The Freshman Seminar Program
Molecular and Cell Biology 90E, Section 1
Consciousness: One of the Last and Deepest Unsolved Biological Problems (P/NP)
Professor Gunther S. Stent
Monday 2:00-4:00, 321 Haviland Hall, CCN: 58289

Consciousness differs in three essential aspects from other phenomena of the natural world: its qualitative character, its subjectivity, and the unity of its experience. Those aspects do not exclude consciousness from the realm of natural phenomena, however. Since consciousness is the product of processes that occur in our brain, understanding it is obviously a biological problem, albeit an especially difficult, fascinating, and troublesome one. For that very reason, the study of consciousness has become very a la mode among the romantics in science, such as the Faustian types who, fifty years ago, laid the conceptual foundations for molecular biology. Their work has been greatly facilitated by the recent development of powerful, novel imaging methods, such as positron emission tomography (PET), capable of directly observing the living brain of conscious human subjects while they think, perceive, and initiate voluntary movements.

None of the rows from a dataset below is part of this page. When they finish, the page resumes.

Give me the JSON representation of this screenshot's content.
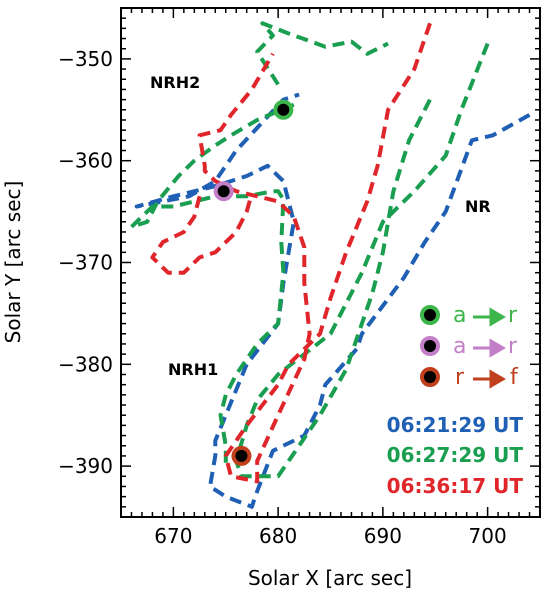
{
  "chart_data": {
    "type": "line",
    "xlabel": "Solar X [arc sec]",
    "ylabel": "Solar Y [arc sec]",
    "xlim": [
      665,
      705
    ],
    "ylim": [
      -395,
      -345
    ],
    "x_ticks": [
      670,
      680,
      690,
      700
    ],
    "y_ticks": [
      -390,
      -380,
      -370,
      -360,
      -350
    ],
    "regions": [
      {
        "label": "NRH2",
        "x": 670.5,
        "y": -353.5
      },
      {
        "label": "NR",
        "x": 694.2,
        "y": -365
      },
      {
        "label": "NRH1",
        "x": 670.5,
        "y": -381.5
      }
    ],
    "series": [
      {
        "name": "06:21:29 UT",
        "color": "#1f5fb4",
        "contours": [
          [
            [
              704,
              -355.5
            ],
            [
              700.5,
              -357.5
            ],
            [
              698.5,
              -358
            ],
            [
              696,
              -365
            ],
            [
              694,
              -368
            ],
            [
              692,
              -371.5
            ],
            [
              688,
              -377
            ],
            [
              687.5,
              -378.5
            ],
            [
              684.5,
              -382
            ],
            [
              684,
              -384
            ],
            [
              682.5,
              -387
            ],
            [
              679.5,
              -388.5
            ],
            [
              677.8,
              -393
            ],
            [
              677.5,
              -394
            ],
            [
              675,
              -393
            ],
            [
              673.5,
              -392
            ],
            [
              674,
              -389
            ],
            [
              674,
              -387.5
            ],
            [
              677,
              -380
            ],
            [
              680,
              -376
            ],
            [
              680.5,
              -372
            ],
            [
              681,
              -369
            ],
            [
              681.5,
              -366
            ],
            [
              680.5,
              -362
            ],
            [
              679,
              -360.5
            ],
            [
              677,
              -361.5
            ],
            [
              674,
              -362.5
            ],
            [
              670,
              -363.5
            ],
            [
              666.5,
              -364.5
            ],
            [
              669,
              -364
            ],
            [
              671.5,
              -363.5
            ],
            [
              674,
              -362
            ],
            [
              676,
              -359
            ],
            [
              680.5,
              -354
            ],
            [
              682,
              -353.5
            ]
          ]
        ]
      },
      {
        "name": "06:27:29 UT",
        "color": "#1a9e4f",
        "contours": [
          [
            [
              700,
              -348.5
            ],
            [
              697.5,
              -355
            ],
            [
              696,
              -359.5
            ],
            [
              693,
              -363
            ],
            [
              690,
              -366
            ],
            [
              688,
              -371
            ],
            [
              685,
              -377
            ],
            [
              680,
              -381
            ],
            [
              678,
              -383.5
            ],
            [
              677,
              -386
            ],
            [
              676,
              -389.5
            ],
            [
              676.5,
              -391
            ],
            [
              680,
              -391
            ],
            [
              682,
              -388
            ],
            [
              684,
              -385
            ],
            [
              686.5,
              -380.5
            ],
            [
              689,
              -373
            ],
            [
              690,
              -369
            ],
            [
              691,
              -363
            ],
            [
              692.5,
              -358
            ],
            [
              694.5,
              -354
            ]
          ],
          [
            [
              681.5,
              -354.5
            ],
            [
              678,
              -356
            ],
            [
              675.5,
              -357.5
            ],
            [
              674,
              -358.5
            ],
            [
              672,
              -360
            ],
            [
              670.5,
              -361.5
            ],
            [
              668.5,
              -364
            ],
            [
              667.5,
              -366
            ],
            [
              666,
              -366.5
            ],
            [
              668,
              -364.5
            ],
            [
              670,
              -364.5
            ],
            [
              672,
              -364
            ],
            [
              674,
              -363.5
            ],
            [
              677,
              -363.5
            ],
            [
              679.5,
              -363
            ],
            [
              680,
              -363
            ],
            [
              680.5,
              -363.8
            ],
            [
              680.3,
              -368
            ],
            [
              680.5,
              -371
            ],
            [
              680,
              -376
            ],
            [
              678,
              -378
            ],
            [
              676,
              -381
            ],
            [
              675,
              -383
            ],
            [
              674.5,
              -385
            ],
            [
              675,
              -388
            ],
            [
              675,
              -390.2
            ]
          ],
          [
            [
              680,
              -352.5
            ],
            [
              678,
              -349.3
            ],
            [
              679.5,
              -347.7
            ],
            [
              678.5,
              -346.5
            ],
            [
              681,
              -347.5
            ],
            [
              684.5,
              -348.8
            ],
            [
              687,
              -348.3
            ],
            [
              688.5,
              -349.5
            ],
            [
              689.5,
              -349
            ],
            [
              690.5,
              -348.5
            ]
          ]
        ]
      },
      {
        "name": "06:36:17 UT",
        "color": "#e0262a",
        "contours": [
          [
            [
              694.5,
              -346.5
            ],
            [
              693,
              -351
            ],
            [
              690.5,
              -355
            ],
            [
              689.5,
              -360.5
            ],
            [
              688.5,
              -364
            ],
            [
              686.5,
              -369
            ],
            [
              685,
              -373.5
            ],
            [
              684,
              -377
            ],
            [
              681,
              -380
            ],
            [
              680,
              -382
            ],
            [
              677,
              -386
            ],
            [
              675,
              -389
            ],
            [
              675.5,
              -391
            ],
            [
              678,
              -391.5
            ],
            [
              678,
              -389.5
            ],
            [
              680,
              -385
            ],
            [
              682.5,
              -379.5
            ],
            [
              683,
              -377
            ],
            [
              682.5,
              -372
            ],
            [
              682.5,
              -368.5
            ],
            [
              681.5,
              -365.5
            ],
            [
              680,
              -364
            ],
            [
              678,
              -363.5
            ],
            [
              676,
              -363
            ],
            [
              674,
              -362
            ],
            [
              673,
              -361
            ],
            [
              673,
              -360.5
            ],
            [
              672.5,
              -357.5
            ],
            [
              674.5,
              -357
            ],
            [
              675.5,
              -355.5
            ],
            [
              677.5,
              -353
            ],
            [
              679.5,
              -349.5
            ]
          ],
          [
            [
              672.5,
              -363.5
            ],
            [
              672,
              -365.5
            ],
            [
              671,
              -367
            ],
            [
              669,
              -368
            ],
            [
              668,
              -369.5
            ],
            [
              669.5,
              -371
            ],
            [
              671,
              -371
            ],
            [
              672.5,
              -369.5
            ],
            [
              674,
              -369
            ],
            [
              676,
              -367
            ],
            [
              677,
              -365
            ],
            [
              677.5,
              -363.2
            ]
          ]
        ]
      }
    ],
    "markers": [
      {
        "x": 680.5,
        "y": -355,
        "color": "#3cb64a"
      },
      {
        "x": 674.8,
        "y": -363,
        "color": "#c37fc8"
      },
      {
        "x": 676.5,
        "y": -389,
        "color": "#c0401e"
      }
    ],
    "legend_markers": [
      {
        "from": "a",
        "to": "r",
        "color": "#3cb64a"
      },
      {
        "from": "a",
        "to": "r",
        "color": "#c37fc8"
      },
      {
        "from": "r",
        "to": "f",
        "color": "#c0401e"
      }
    ]
  }
}
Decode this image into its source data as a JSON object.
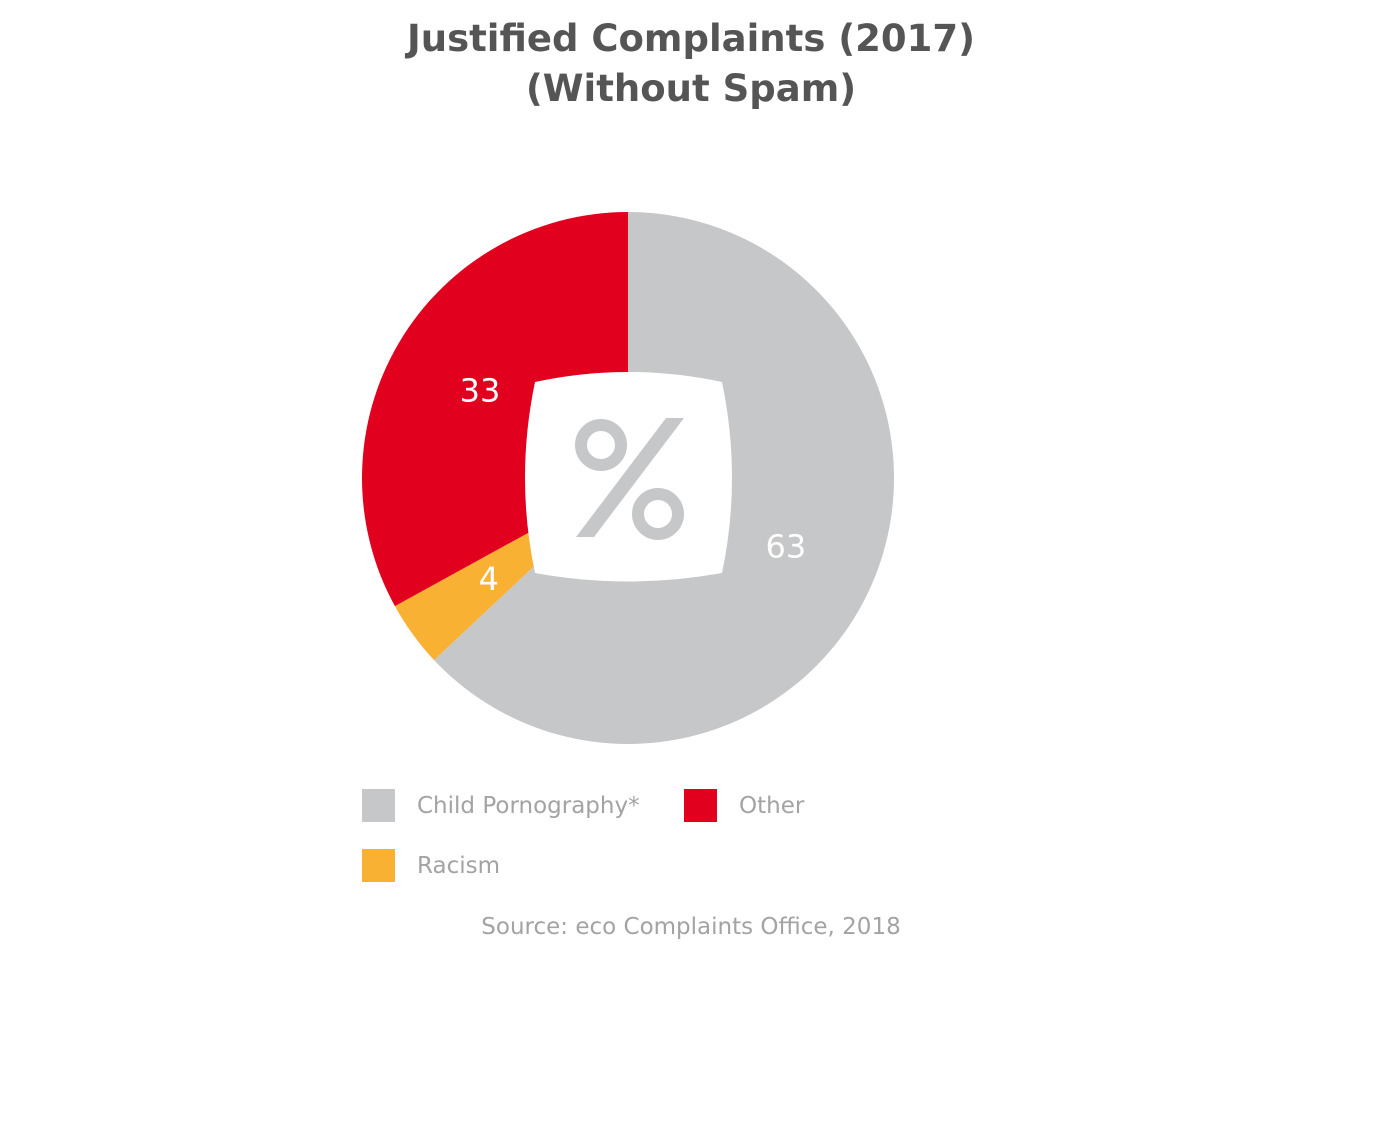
{
  "chart_data": {
    "type": "pie",
    "title": [
      "Justified Complaints (2017)",
      "(Without Spam)"
    ],
    "unit": "%",
    "center_icon": "percent-icon",
    "slices": [
      {
        "name": "Child Pornography*",
        "value": 63,
        "label": "63",
        "color": "#c6c7c8"
      },
      {
        "name": "Racism",
        "value": 4,
        "label": "4",
        "color": "#f8b133"
      },
      {
        "name": "Other",
        "value": 33,
        "label": "33",
        "color": "#e2001f"
      }
    ],
    "legend": [
      {
        "name": "Child Pornography*",
        "color": "#c6c7c8"
      },
      {
        "name": "Other",
        "color": "#e2001f"
      },
      {
        "name": "Racism",
        "color": "#f8b133"
      }
    ],
    "source": "Source: eco Complaints Office, 2018"
  }
}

Gunther Stent is a Professor Emeritus of Neurobiology in the Department of Molecular and Cell Biology. He has been a member of the UC Berkeley faculty since 1952. His teaching and research have concerned both molecular genetics and neurobiology, as well as the history and philosophy of science. He is a member of the US National Academy of Science, the American Academy of Arts and Sciences, and the American Philosophical Society.